黃金學院
黃金學院

黃金投資分析、黃金投資技巧教學

Both belong to gold investment, what is the difference between gold ETFs and spot gold?

When it comes to speculating in gold, many friends first think of online financial products such as gold ETFs and spot gold, but since most of them do not have professional investment knowledge, they are not particularly clear about the differences in the market system and return efficiency between the two. , often do not know which investment to choose. So today, let's take a look: What are the differences between gold ETFs and spot gold in investment?

Both belong to gold investment, what is the difference between gold ETFs and spot gold?

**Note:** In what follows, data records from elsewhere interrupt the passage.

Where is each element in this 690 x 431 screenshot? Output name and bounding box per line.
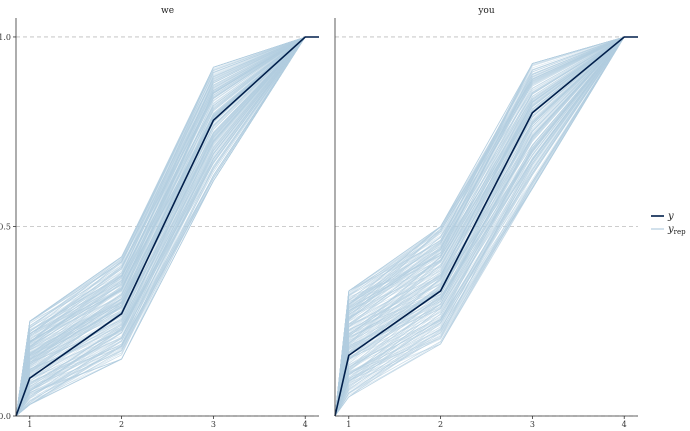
y-observed-line: [334, 36, 638, 417]
x-tick-label: 2: [119, 420, 124, 429]
x-tick-label: 3: [211, 420, 216, 429]
x-tick-label: 3: [530, 420, 535, 429]
x-tick-label: 2: [438, 420, 443, 429]
facet-panel-we: we 1 2 3 4 0.0 0.5 1.0: [0, 6, 319, 429]
x-tick-label: 4: [303, 420, 308, 429]
facet-panel-you: you 1 2 3 4: [334, 6, 638, 429]
legend: y yrep: [651, 211, 686, 236]
legend-label-y: y: [667, 211, 674, 222]
x-tick-label: 4: [622, 420, 627, 429]
y-observed-line: [15, 36, 319, 417]
y-tick-label: 1.0: [0, 33, 11, 42]
y-tick-label: 0.5: [0, 222, 11, 231]
facet-title: we: [161, 6, 174, 16]
y-tick-label: 0.0: [0, 412, 11, 421]
x-tick-label: 1: [346, 420, 351, 429]
facet-title: you: [477, 6, 495, 16]
legend-label-yrep: yrep: [667, 224, 686, 236]
x-tick-label: 1: [27, 420, 32, 429]
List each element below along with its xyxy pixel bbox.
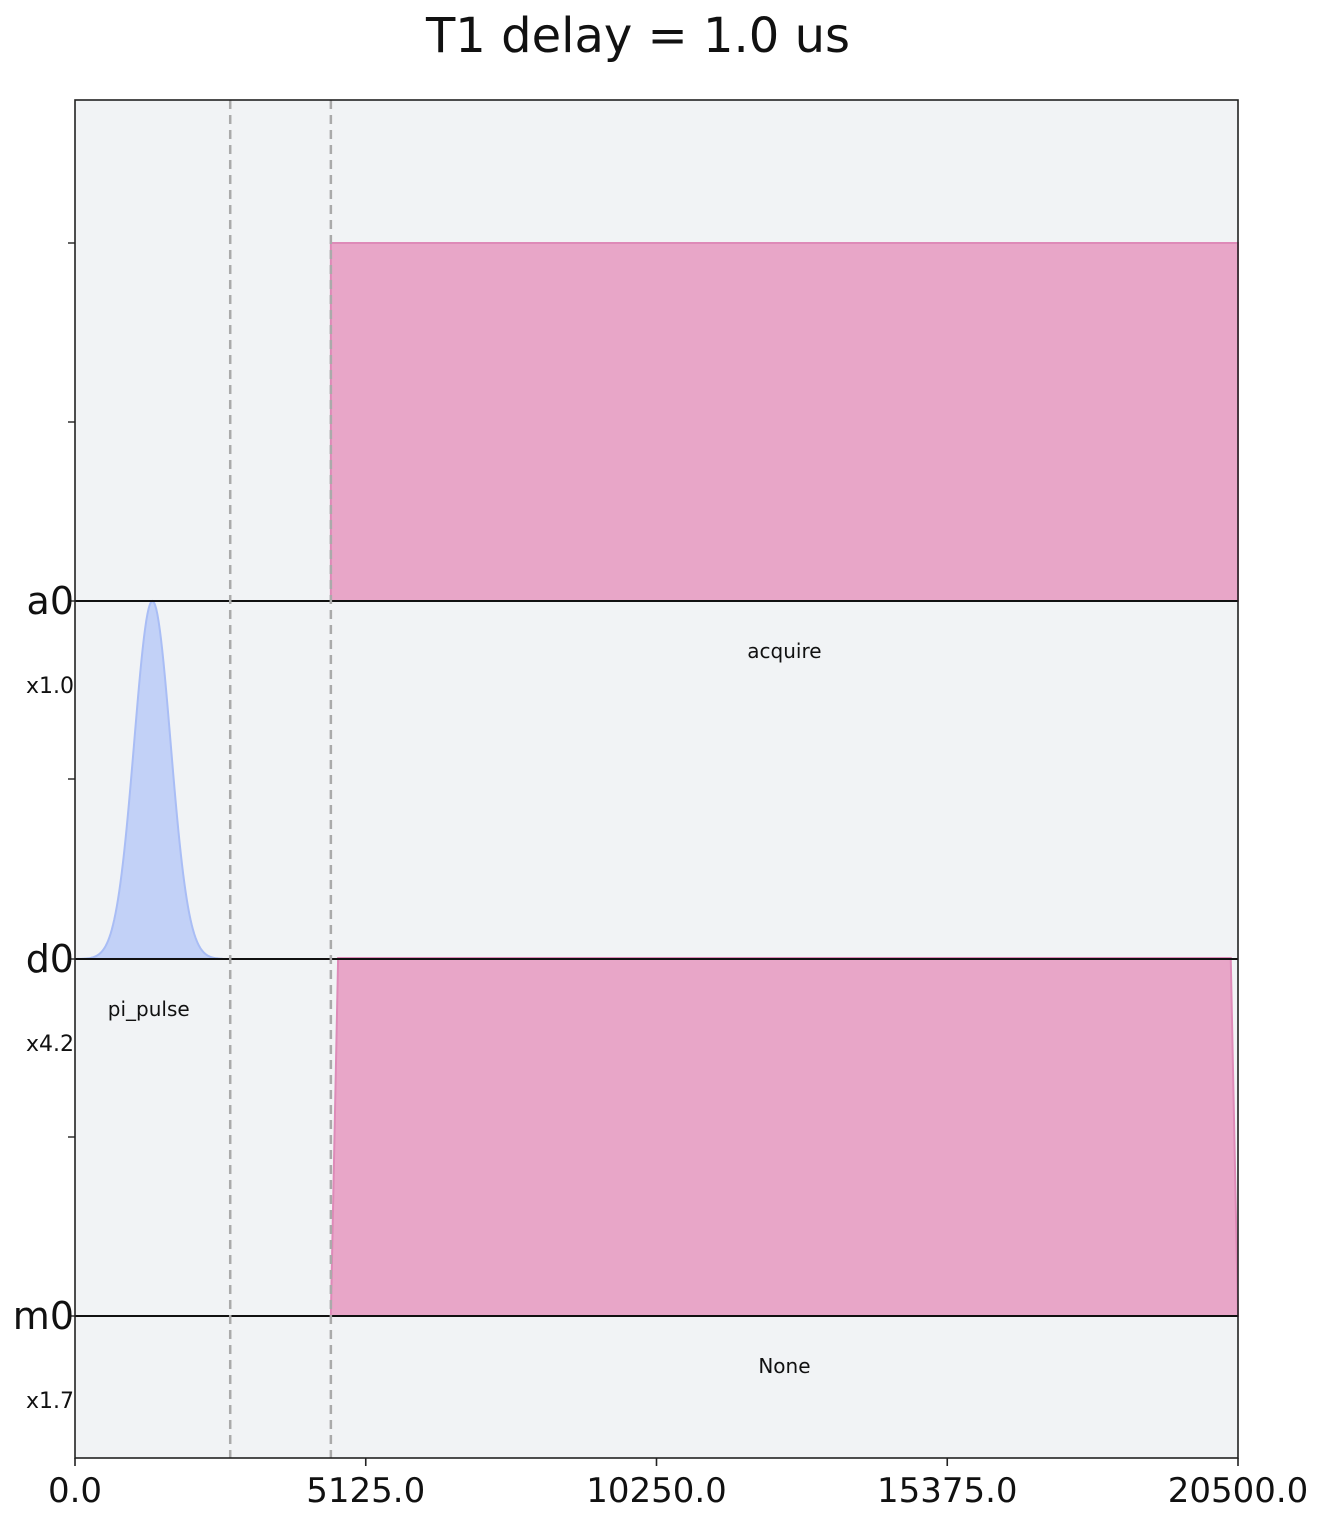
pulse-label-m0: None [758,1354,810,1378]
chart-title: T1 delay = 1.0 us [425,8,851,64]
channel-scale-d0: x4.2 [26,1032,74,1057]
x-tick-label-1: 5125.0 [306,1471,425,1511]
baselines-layer [75,600,1238,1317]
pulse-m0-none [329,957,1240,1317]
labels-layer: acquire a0 x1.0 pi_pulse d0 x4.2 None m0 x1.7 [13,579,822,1414]
pulse-label-d0: pi_pulse [108,997,190,1021]
channel-scale-a0: x1.0 [26,674,74,699]
channel-label-m0: m0 [13,1294,74,1338]
barriers-layer [228,100,333,1458]
pulse-label-a0: acquire [747,639,821,663]
y-ticks-layer [68,242,75,1317]
x-ticks-layer: 0.0 5125.0 10250.0 15375.0 20500.0 [48,1458,1308,1511]
channel-label-d0: d0 [26,937,74,981]
x-tick-label-0: 0.0 [48,1471,102,1511]
x-tick-label-2: 10250.0 [586,1471,727,1511]
pulse-d0-pi-pulse [74,599,223,960]
channel-scale-m0: x1.7 [26,1389,74,1414]
x-tick-label-4: 20500.0 [1168,1471,1309,1511]
channel-label-a0: a0 [27,579,74,623]
pulse-a0-acquire [329,242,1239,602]
x-tick-label-3: 15375.0 [877,1471,1018,1511]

Difference 1. Differences in transaction decision rights

In fact, gold ETFs, to put it bluntly, are a type of fund investment derived from gold spot. Generally, when we invest in gold ETFs, we must hand over funds to fund companies or securities companies for operation, so investors generally cannot control the allocation of investment funds by themselves. . On the other hand, spot gold is just the opposite. It requires investors to formulate a feasible trading plan based on their own judgment on the market conditions. During the investment process, we can decide the trading operations and details of the warehouse receipts held by ourselves, and have 100% dominance.

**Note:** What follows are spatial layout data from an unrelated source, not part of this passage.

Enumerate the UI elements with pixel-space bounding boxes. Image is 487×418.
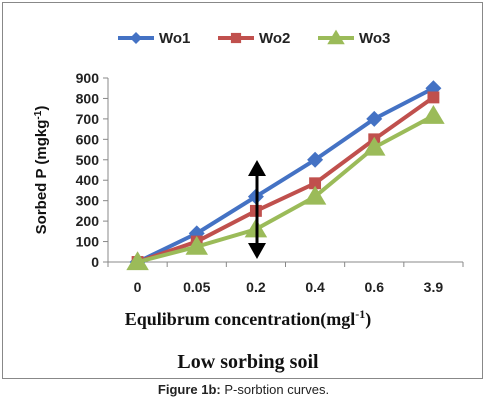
arrow-head-up (248, 160, 266, 176)
x-tick-label: 0.4 (305, 279, 325, 295)
chart-frame (2, 2, 483, 379)
x-tick-label: 0.2 (246, 279, 266, 295)
data-point-wo3 (422, 105, 445, 124)
y-tick-label: 400 (76, 172, 100, 188)
data-point-wo1 (307, 151, 324, 168)
y-tick-label: 0 (91, 254, 99, 270)
caption-label: Figure 1b: (157, 382, 221, 397)
chart-subtitle: Low sorbing soil (177, 351, 319, 373)
series-line-wo2 (136, 95, 435, 264)
data-point-wo3 (363, 136, 386, 156)
series-wo1 (129, 80, 442, 270)
y-tick-labels: 0 100 200 300 400 500 600 700 800 900 (76, 70, 108, 270)
legend-item-wo2: Wo2 (218, 30, 290, 47)
data-point-wo3 (185, 235, 208, 255)
series-line-wo3 (137, 114, 435, 264)
legend-label: Wo1 (159, 30, 190, 47)
legend-marker (230, 32, 242, 44)
legend-item-wo3: Wo3 (318, 29, 390, 47)
y-axis-label: Sorbed P (mgkg-1) (33, 106, 51, 235)
x-tick-label: 0 (134, 279, 142, 295)
y-tick-label: 300 (76, 193, 100, 209)
legend-label: Wo2 (259, 30, 290, 47)
x-axis-label: Equlibrum concentration(mgl-1) (125, 307, 372, 330)
arrow-head-down (248, 243, 266, 259)
y-tick-label: 900 (76, 70, 100, 86)
y-tick-label: 500 (76, 152, 100, 168)
y-tick-label: 100 (76, 234, 100, 250)
series-wo3 (126, 105, 445, 271)
data-point-wo1 (366, 110, 383, 127)
y-tick-label: 700 (76, 111, 100, 127)
data-point-wo2 (309, 177, 322, 190)
caption-text: P-sorbtion curves. (220, 382, 330, 397)
data-point-wo3 (303, 185, 327, 205)
series-line-wo1 (136, 86, 435, 264)
x-tick-label: 0.05 (183, 279, 210, 295)
y-tick-label: 600 (76, 131, 100, 147)
legend-marker (130, 32, 142, 44)
x-tick-label: 0.6 (365, 279, 385, 295)
figure-caption: Figure 1b: P-sorbtion curves. (0, 382, 487, 397)
chart-svg: Wo1 Wo2 Wo3 0 100 200 300 400 500 600 700 800 900 0… (33, 29, 464, 373)
double-arrow (248, 160, 266, 259)
data-point-wo3 (126, 251, 149, 271)
x-tick-labels: 0 0.05 0.2 0.4 0.6 3.9 (107, 262, 464, 295)
y-tick-label: 800 (76, 90, 100, 106)
data-point-wo2 (427, 91, 440, 104)
legend: Wo1 Wo2 Wo3 (118, 29, 390, 47)
x-tick-label: 3.9 (424, 279, 444, 295)
y-tick-label: 200 (76, 213, 100, 229)
legend-item-wo1: Wo1 (118, 30, 190, 47)
legend-label: Wo3 (359, 30, 390, 47)
series-group (126, 80, 445, 271)
axes (107, 78, 463, 263)
legend-marker (327, 29, 345, 45)
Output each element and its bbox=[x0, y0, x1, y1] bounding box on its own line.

Difference 2. Different transaction flexibility

Although gold ETF investment is more convenient, it can only make profits when the price of gold rises. Once the price of gold falls, investors will have no room for profit. And because spot gold has a flexible two-way trading system, we can go long when the price of gold rises and short when the price of gold falls. No matter how the market changes, as long as we accurately grasp the direction of the gold price, we can make money and have more profit opportunities.

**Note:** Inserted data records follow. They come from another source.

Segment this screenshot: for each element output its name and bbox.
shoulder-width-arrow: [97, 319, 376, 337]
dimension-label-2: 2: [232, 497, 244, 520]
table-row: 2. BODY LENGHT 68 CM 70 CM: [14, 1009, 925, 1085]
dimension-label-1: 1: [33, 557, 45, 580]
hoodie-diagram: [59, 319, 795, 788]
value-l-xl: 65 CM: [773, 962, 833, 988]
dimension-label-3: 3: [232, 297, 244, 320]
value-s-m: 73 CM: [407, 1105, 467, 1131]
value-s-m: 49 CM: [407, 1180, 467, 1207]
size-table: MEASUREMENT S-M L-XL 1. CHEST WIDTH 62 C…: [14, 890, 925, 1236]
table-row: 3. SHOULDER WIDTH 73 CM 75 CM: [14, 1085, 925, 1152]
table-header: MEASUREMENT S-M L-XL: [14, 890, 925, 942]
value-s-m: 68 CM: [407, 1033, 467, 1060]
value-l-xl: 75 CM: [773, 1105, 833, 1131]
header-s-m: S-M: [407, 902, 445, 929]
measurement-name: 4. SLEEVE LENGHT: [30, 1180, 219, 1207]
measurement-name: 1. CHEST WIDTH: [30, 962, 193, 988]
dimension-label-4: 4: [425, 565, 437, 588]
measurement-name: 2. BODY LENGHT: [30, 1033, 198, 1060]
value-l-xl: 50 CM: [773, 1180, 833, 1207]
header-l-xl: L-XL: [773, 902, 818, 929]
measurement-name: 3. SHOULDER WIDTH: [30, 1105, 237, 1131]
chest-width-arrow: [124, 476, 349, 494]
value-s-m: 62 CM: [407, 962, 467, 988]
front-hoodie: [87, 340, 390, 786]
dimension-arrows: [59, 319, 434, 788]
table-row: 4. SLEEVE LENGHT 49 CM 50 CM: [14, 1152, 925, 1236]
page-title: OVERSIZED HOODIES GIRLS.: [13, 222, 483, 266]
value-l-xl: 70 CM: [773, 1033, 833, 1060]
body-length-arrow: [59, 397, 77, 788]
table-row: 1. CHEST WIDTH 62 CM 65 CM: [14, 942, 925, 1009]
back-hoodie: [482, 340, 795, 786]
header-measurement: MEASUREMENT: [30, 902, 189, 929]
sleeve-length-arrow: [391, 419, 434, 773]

Gold spot trend down or up? The key to prediction lies in two points!

Difference 3. Different transaction methods

Gold ETFs are investments that are mainly supported by physical gold, so when investors buy, they are equivalent to buying a relative amount of physical gold, so physical delivery is required when trading. Spot gold is different. It is mainly based on book transactions. Investors only need to buy and sell on Hong Kong platforms such as Daejeon Global according to the current international gold market quotations. The resulting price difference does not require physical gold delivery, which can save a lot of cumbersome processes and handling fees.

So to sum up, what is the difference between gold ETFs and spot gold in investment? For friends who want to own physical gold and do not want to bother to research the market, choosing gold ETFs is often a more ideal investment method. If investors want to obtain higher profits, then spot gold, which is better in all aspects, is undoubtedly a better option for us to quickly achieve our financial goals.